Según unas crónicas, 10.000 españoles, y según otras apenas 1.000, habían acudido a la capital italiana desde la España republicana vestidos con trajes típicos de cada región para compañar a los novios en este día tan especial animados por el maqués Juan Ignacio Luca de Tena a través del citado diario ABC que dirigía. A la ceremonia, regida por las normas de la corte austriaca, acudieron 400 invitados. Ellas con tocados y peinetas y ellos con chistera. No llamó la atención la ausencia de la reina Ena, pues desde que se había despedido del rey con un “no quiero ver tu fea cara nunca más” al inicio del exilio, no había faltado a su palabra. Sólo accedió a reencontrarse con ese bigote azabache en el lecho de muerte de su propietario en 1941 pero él, que era muy castizo, la mandó a paseo. Tampocó asistió el hermano mayor del contrayente, Alfonsito, que estaba probando suerte como actor en Miami.
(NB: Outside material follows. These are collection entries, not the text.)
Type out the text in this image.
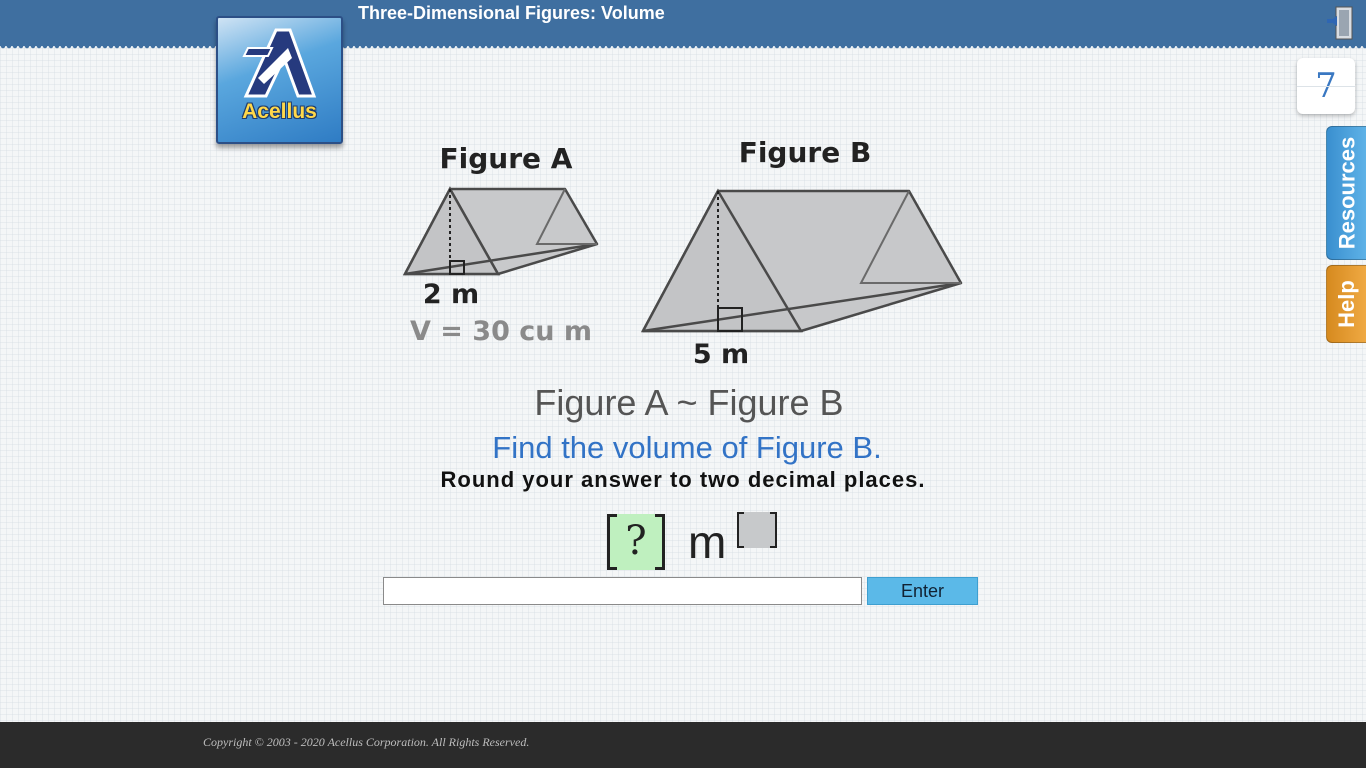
Three-Dimensional Figures: Volume
Acellus
7
Resources
Help
Figure A
2 m
V = 30 cu m
Figure B
5 m
Figure A ~ Figure B
Find the volume of Figure B.
Round your answer to two decimal places.
? m
Enter
Copyright © 2003 - 2020 Acellus Corporation. All Rights Reserved.
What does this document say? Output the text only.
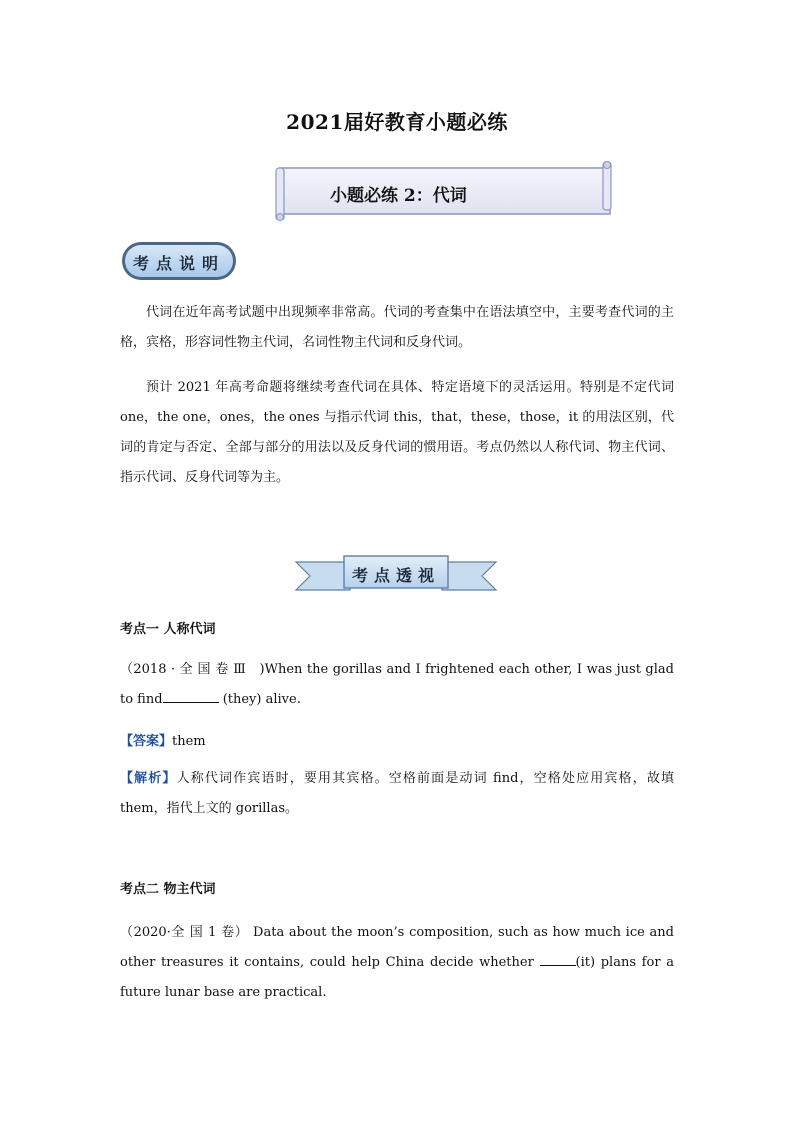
2021届好教育小题必练
小题必练 2：代词
考点说明
代词在近年高考试题中出现频率非常高。代词的考查集中在语法填空中，主要考查代词的主格，宾格，形容词性物主代词，名词性物主代词和反身代词。
预计 2021 年高考命题将继续考查代词在具体、特定语境下的灵活运用。特别是不定代词 one，the one，ones，the ones 与指示代词 this，that，these，those，it 的用法区别，代词的肯定与否定、全部与部分的用法以及反身代词的惯用语。考点仍然以人称代词、物主代词、指示代词、反身代词等为主。
考点透视
考点一 人称代词
（2018 · 全 国 卷 Ⅲ　)When the gorillas and I frightened each other, I was just glad to find	(they) alive.
【答案】them
【解析】人称代词作宾语时，要用其宾格。空格前面是动词 find，空格处应用宾格，故填 them，指代上文的 gorillas。
考点二 物主代词
（2020·全 国 1 卷） Data about the moon’s composition, such as how much ice and other treasures it contains, could help China decide whether	(it) plans for a future lunar base are practical.
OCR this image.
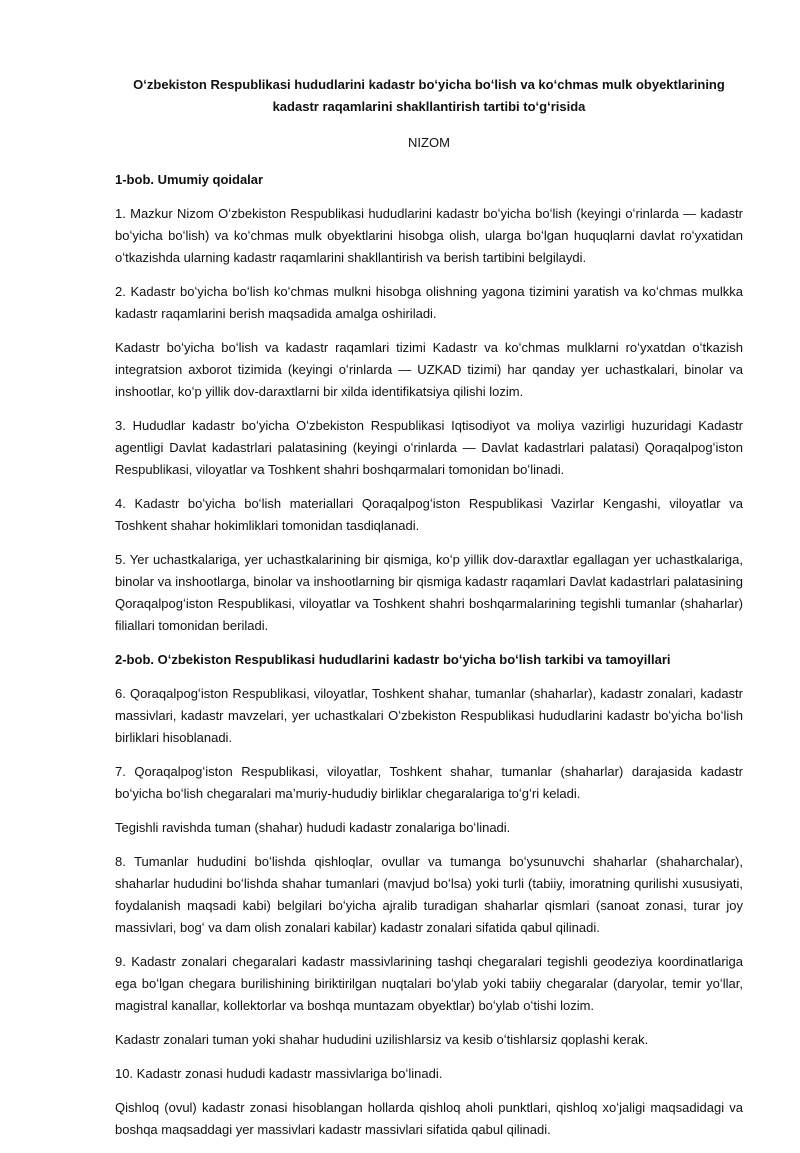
Oʻzbekiston Respublikasi hududlarini kadastr boʻyicha boʻlish va koʻchmas mulk obyektlarining kadastr raqamlarini shakllantirish tartibi toʻgʻrisida
NIZOM
1-bob. Umumiy qoidalar

1. Mazkur Nizom Oʻzbekiston Respublikasi hududlarini kadastr boʻyicha boʻlish (keyingi oʻrinlarda — kadastr boʻyicha boʻlish) va koʻchmas mulk obyektlarini hisobga olish, ularga boʻlgan huquqlarni davlat roʻyxatidan oʻtkazishda ularning kadastr raqamlarini shakllantirish va berish tartibini belgilaydi.

2. Kadastr boʻyicha boʻlish koʻchmas mulkni hisobga olishning yagona tizimini yaratish va koʻchmas mulkka kadastr raqamlarini berish maqsadida amalga oshiriladi.

Kadastr boʻyicha boʻlish va kadastr raqamlari tizimi Kadastr va koʻchmas mulklarni roʻyxatdan oʻtkazish integratsion axborot tizimida (keyingi oʻrinlarda — UZKAD tizimi) har qanday yer uchastkalari, binolar va inshootlar, koʻp yillik dov-daraxtlarni bir xilda identifikatsiya qilishi lozim.

3. Hududlar kadastr boʻyicha Oʻzbekiston Respublikasi Iqtisodiyot va moliya vazirligi huzuridagi Kadastr agentligi Davlat kadastrlari palatasining (keyingi oʻrinlarda — Davlat kadastrlari palatasi) Qoraqalpogʻiston Respublikasi, viloyatlar va Toshkent shahri boshqarmalari tomonidan boʻlinadi.

4. Kadastr boʻyicha boʻlish materiallari Qoraqalpogʻiston Respublikasi Vazirlar Kengashi, viloyatlar va Toshkent shahar hokimliklari tomonidan tasdiqlanadi.

5. Yer uchastkalariga, yer uchastkalarining bir qismiga, koʻp yillik dov-daraxtlar egallagan yer uchastkalariga, binolar va inshootlarga, binolar va inshootlarning bir qismiga kadastr raqamlari Davlat kadastrlari palatasining Qoraqalpogʻiston Respublikasi, viloyatlar va Toshkent shahri boshqarmalarining tegishli tumanlar (shaharlar) filiallari tomonidan beriladi.

2-bob. Oʻzbekiston Respublikasi hududlarini kadastr boʻyicha boʻlish tarkibi va tamoyillari

6. Qoraqalpogʻiston Respublikasi, viloyatlar, Toshkent shahar, tumanlar (shaharlar), kadastr zonalari, kadastr massivlari, kadastr mavzelari, yer uchastkalari Oʻzbekiston Respublikasi hududlarini kadastr boʻyicha boʻlish birliklari hisoblanadi.

7. Qoraqalpogʻiston Respublikasi, viloyatlar, Toshkent shahar, tumanlar (shaharlar) darajasida kadastr boʻyicha boʻlish chegaralari maʼmuriy-hududiy birliklar chegaralariga toʻgʻri keladi.

Tegishli ravishda tuman (shahar) hududi kadastr zonalariga boʻlinadi.

8. Tumanlar hududini boʻlishda qishloqlar, ovullar va tumanga boʻysunuvchi shaharlar (shaharchalar), shaharlar hududini boʻlishda shahar tumanlari (mavjud boʻlsa) yoki turli (tabiiy, imoratning qurilishi xususiyati, foydalanish maqsadi kabi) belgilari boʻyicha ajralib turadigan shaharlar qismlari (sanoat zonasi, turar joy massivlari, bogʻ va dam olish zonalari kabilar) kadastr zonalari sifatida qabul qilinadi.

9. Kadastr zonalari chegaralari kadastr massivlarining tashqi chegaralari tegishli geodeziya koordinatlariga ega boʻlgan chegara burilishining biriktirilgan nuqtalari boʻylab yoki tabiiy chegaralar (daryolar, temir yoʻllar, magistral kanallar, kollektorlar va boshqa muntazam obyektlar) boʻylab oʻtishi lozim.

Kadastr zonalari tuman yoki shahar hududini uzilishlarsiz va kesib oʻtishlarsiz qoplashi kerak.

10. Kadastr zonasi hududi kadastr massivlariga boʻlinadi.

Qishloq (ovul) kadastr zonasi hisoblangan hollarda qishloq aholi punktlari, qishloq xoʻjaligi maqsadidagi va boshqa maqsaddagi yer massivlari kadastr massivlari sifatida qabul qilinadi.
Oficiado el trámite ante Dios, la pareja de recién casados puso rumbo al Vaticano, montada en un Bentley regalo del duque de la Torre, donde fue recibida sin mucha ceremonia por el papa Pío XI, que ese día no estaba para sermones por lo que les despidió rápidamente. Después partieron en el mismo vehículo hacia el hall del Gran Hotel donde se celebró el ágape. Tras unos discursos de agradecimiento, los vivas propios al rey, a España y de rebote a los contrayentes (sin mención alguna a las madres porque una de ellas no estaba presente), Juan y María de las Mercedes emprendieron su camino hacia la luna de miel. Dieron la vuelta al mundo.